In a world where hybrid work is now the norm and millions of connected devices form the IoT ecosystem, endpoint security is one of the most important and often overlooked components of a company’s security strategy.

01 September 2023

Judy Winn, Peach Payments

According to new research from Transforma Insights, the number of IoT devices worldwide will almost double from 15.1 billion in 2020 to more than 29 billion in 2030. And even though many different industries use them, the biggest growth segment will be driven by the consumers with smartphones, computers and tablets. These connected devices are endpoints, used in the office and at home, or both, and are creating an attack surface comprised of different entry points for cybercriminals to exploit. In the office, any device that’s connected to the internet is vulnerable. From security cameras to printers and other plugand- play devices, IoT endpoints have become prime targets for hackers. The State of IoT Security, 2023 report by Forrester Research found that IoT devices were the most reported target for external attacks, more so than either computers or mobile devices. So how do you go about securing this complex IT ecosystem?

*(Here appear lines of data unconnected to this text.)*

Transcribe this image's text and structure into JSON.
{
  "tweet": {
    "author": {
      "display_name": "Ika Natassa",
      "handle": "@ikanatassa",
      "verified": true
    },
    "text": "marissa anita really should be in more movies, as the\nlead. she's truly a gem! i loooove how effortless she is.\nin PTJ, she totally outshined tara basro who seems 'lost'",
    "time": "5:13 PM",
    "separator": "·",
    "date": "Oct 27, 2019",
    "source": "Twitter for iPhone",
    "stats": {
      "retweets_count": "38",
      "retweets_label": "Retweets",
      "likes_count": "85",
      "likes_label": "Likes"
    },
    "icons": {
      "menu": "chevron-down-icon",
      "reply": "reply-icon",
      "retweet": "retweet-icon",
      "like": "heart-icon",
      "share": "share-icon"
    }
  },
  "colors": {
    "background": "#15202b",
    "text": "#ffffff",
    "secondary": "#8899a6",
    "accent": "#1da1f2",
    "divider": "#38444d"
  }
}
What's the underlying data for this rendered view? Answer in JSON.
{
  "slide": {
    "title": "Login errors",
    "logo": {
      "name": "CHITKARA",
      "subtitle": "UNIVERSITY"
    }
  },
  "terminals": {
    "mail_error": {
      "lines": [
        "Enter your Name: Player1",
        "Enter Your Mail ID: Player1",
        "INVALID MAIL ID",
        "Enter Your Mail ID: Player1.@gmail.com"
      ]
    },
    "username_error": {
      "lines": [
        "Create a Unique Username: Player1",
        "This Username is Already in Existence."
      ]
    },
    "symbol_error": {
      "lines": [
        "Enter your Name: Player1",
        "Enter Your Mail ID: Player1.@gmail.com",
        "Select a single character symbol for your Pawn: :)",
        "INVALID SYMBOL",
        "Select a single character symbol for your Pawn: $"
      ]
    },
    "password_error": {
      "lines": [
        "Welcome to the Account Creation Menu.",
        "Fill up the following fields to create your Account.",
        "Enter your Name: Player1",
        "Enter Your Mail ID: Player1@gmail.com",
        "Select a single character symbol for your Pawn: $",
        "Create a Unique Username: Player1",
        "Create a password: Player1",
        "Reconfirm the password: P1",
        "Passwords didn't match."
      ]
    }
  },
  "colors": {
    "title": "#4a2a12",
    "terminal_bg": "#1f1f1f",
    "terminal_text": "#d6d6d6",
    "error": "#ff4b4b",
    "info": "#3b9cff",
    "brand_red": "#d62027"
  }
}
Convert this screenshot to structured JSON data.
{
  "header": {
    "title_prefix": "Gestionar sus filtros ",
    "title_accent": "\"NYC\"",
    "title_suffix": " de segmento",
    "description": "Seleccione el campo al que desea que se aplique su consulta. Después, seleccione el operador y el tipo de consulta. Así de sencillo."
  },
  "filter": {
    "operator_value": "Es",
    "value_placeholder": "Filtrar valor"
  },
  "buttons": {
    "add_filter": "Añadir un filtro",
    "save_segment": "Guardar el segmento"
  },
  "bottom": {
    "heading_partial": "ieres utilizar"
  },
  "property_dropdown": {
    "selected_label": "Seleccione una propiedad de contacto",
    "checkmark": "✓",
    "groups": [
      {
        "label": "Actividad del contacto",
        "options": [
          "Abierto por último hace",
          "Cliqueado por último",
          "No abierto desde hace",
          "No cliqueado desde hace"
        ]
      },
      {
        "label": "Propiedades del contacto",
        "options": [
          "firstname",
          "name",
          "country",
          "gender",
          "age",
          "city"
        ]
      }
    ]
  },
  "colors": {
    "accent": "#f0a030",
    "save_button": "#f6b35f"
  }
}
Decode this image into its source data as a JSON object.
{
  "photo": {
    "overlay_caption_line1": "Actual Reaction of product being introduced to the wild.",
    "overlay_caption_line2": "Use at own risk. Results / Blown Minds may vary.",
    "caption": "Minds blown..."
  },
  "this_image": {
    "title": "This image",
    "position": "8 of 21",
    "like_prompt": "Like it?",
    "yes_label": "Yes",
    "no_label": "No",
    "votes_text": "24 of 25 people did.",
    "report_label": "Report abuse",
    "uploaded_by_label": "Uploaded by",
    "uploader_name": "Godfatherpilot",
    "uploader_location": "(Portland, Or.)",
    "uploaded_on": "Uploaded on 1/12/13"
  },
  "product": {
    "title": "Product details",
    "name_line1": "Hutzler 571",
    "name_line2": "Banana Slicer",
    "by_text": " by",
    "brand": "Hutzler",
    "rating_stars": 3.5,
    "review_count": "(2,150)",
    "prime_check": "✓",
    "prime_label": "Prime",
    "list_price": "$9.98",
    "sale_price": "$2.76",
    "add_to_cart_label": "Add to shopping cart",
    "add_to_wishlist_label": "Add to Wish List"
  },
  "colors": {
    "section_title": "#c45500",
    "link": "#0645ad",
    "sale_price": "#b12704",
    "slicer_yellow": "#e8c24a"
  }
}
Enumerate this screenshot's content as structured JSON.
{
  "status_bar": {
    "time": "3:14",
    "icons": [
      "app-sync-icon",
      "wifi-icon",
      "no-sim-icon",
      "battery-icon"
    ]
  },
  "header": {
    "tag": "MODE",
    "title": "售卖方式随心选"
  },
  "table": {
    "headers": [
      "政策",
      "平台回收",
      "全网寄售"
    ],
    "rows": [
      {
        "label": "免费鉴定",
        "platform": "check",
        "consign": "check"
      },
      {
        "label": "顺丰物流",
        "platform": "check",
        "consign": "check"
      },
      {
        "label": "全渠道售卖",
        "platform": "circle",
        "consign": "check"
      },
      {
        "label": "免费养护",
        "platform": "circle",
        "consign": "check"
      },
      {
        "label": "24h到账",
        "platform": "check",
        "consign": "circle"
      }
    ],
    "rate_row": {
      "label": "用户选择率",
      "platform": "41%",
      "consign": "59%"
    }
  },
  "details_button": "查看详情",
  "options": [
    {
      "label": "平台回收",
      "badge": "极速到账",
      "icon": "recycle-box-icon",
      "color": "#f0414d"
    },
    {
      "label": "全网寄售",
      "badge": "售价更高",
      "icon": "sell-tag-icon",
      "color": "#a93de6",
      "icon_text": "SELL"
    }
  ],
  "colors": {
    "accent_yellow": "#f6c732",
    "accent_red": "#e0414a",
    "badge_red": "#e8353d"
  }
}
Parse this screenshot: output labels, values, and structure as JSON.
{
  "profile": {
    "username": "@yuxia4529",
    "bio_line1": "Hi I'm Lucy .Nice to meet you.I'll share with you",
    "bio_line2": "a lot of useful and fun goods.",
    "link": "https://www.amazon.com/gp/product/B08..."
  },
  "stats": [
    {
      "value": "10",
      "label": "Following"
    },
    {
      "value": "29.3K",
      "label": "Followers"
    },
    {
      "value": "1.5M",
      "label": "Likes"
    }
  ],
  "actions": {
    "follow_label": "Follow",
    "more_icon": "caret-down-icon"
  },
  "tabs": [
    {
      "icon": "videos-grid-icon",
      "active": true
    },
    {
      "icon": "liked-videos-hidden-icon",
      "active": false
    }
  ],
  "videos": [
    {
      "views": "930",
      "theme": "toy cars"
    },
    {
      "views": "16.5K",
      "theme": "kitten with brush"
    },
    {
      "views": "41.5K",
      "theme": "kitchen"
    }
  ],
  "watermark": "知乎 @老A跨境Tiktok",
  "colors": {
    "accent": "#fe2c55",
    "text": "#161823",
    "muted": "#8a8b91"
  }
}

For Sikhumbuzo Mthombeni, a pre-sales and architecture manager at Dimension Data, endpoint protection is merely decoration without intelligence. “A business may be running a secure client and the latest signatures, but evading signature- based technology is very easy because it relies on known vulnerabilities or things that have been published that have signatures,” he says, “but if something comes through and it’s a zero day [attack], it’s almost impossible to pick up in advance.” It may be expensive, but Mthombeni says incorporating endpoint detection and response (EDR) should be standard. “EDR takes a different approach to endpoint protection. EDR assumes that you’ve already been compromised and starts to look at behaviours and how to mitigate that,” he says. “It’s being able to respond to an incident that’s already happened on the endpoint. If someone has compromised a certain application, and they’re trying to run the right to your registry, for example, EDR will be able to pick that up as anomalous behaviour.”